GRAND RAPIDS, Mich. (WOOD) — If you want to change behaviors, you should try capturing hearts first.
That’s what a group of oral surgeons did at an event designed to educate dentists and doctors about the dangers of overprescribing opioids. The goal was to convince the 180 or so attendees to look for alternatives to prescribing opioids for pain relief after dental procedures.
The event, hosted by the Center for Oral Surgery and Dental Implants in Grand Rapids, featured two speakers: A recovering heroin addict who recently had teeth removed and replaced, and an oral surgeon whose son died from a heroin overdose.
“Physicians and dentists were part of the problem,” said Dr.
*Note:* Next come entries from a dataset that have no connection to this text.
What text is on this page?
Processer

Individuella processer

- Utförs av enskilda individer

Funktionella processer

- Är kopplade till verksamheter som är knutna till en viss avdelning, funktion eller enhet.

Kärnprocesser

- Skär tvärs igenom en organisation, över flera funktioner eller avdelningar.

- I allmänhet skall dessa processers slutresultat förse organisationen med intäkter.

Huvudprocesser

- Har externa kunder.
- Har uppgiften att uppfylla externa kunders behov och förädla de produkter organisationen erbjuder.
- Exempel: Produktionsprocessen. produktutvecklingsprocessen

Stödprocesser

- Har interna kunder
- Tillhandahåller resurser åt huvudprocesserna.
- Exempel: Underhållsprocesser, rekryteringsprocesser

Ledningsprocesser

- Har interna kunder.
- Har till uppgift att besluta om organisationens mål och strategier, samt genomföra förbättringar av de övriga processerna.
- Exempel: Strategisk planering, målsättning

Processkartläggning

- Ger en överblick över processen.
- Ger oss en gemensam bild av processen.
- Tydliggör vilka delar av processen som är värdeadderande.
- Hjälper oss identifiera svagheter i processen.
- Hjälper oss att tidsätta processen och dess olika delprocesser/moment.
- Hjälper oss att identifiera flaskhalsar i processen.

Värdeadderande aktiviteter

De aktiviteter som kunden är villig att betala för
Omar Abubaker, an oral surgeon and chairman of Virginia Commonwealth University’s School of Dentistry’s Department of Oral and Maxillofacial Surgery. “And physician and dentists better come up and be part of the solution.”
Abubaker’s son, Adam, died from a heroin overdose in 2014. Now, he speaks to group nationwide about the dangers of overprescribing opioids.
Abubaker thinks the opioids his son was prescribed after shoulder surgery may have started him on the path to addiction.
“There was nothing about him that was a warning sign, nothing,” said Abubaker of his son. “All of sudden, I find that he’s addicted.”
The other speaker at the event was Tyler Trowbridge, a recovering heroin addict who Target 8 first profiled in February. At that time, he was homeless and on heroin, begging for money on Grand Rapids streets.
Since then, with the help of an army of supporters recruited by a woman who went to high school with Trowbridge, the 34-year-old has gotten off heroin and into an apartment and a job.
He’s back on methadone maintenance too, which helps ease painful withdrawal while he works on his recovery.
Two members of the dental community are among the many who have supported Trowbridge in his recovery. Dr. Jake Miller, a dentist, and Dr. Mark Jesin, an oral surgeon, donated their services to remove six of Trowbridge’s teeth and replace them with temporary dentures.
Because of Trowbridge’s addiction history, Jesin used a long-acting non-opioid anesthetic, Exparel, which is injected at the surgical site.
“I really want to thank Dr. Jesin,” Trowbridge said in his speech before the attendees. “He donated all this time to help me out of his own pocket. His practice (The Center for Oral Surgery and Dental Implants) was awesome.”
Trowbridge hopes more dentists will look for ways to help people in recovery get their smiles back.
Abubaker urged the attendees to help prevent addiction on the front end by prescribing non-opioid alternatives.
Trowbridge also used the event to raise awareness of the non-profit he’s started with Stacy Peck, the high school classmate who spotted him on tv and gathered volunteers to help him get clean.
They passed out bags of caramel corn to the event attendees with information stapled to them about the project and how to get involved.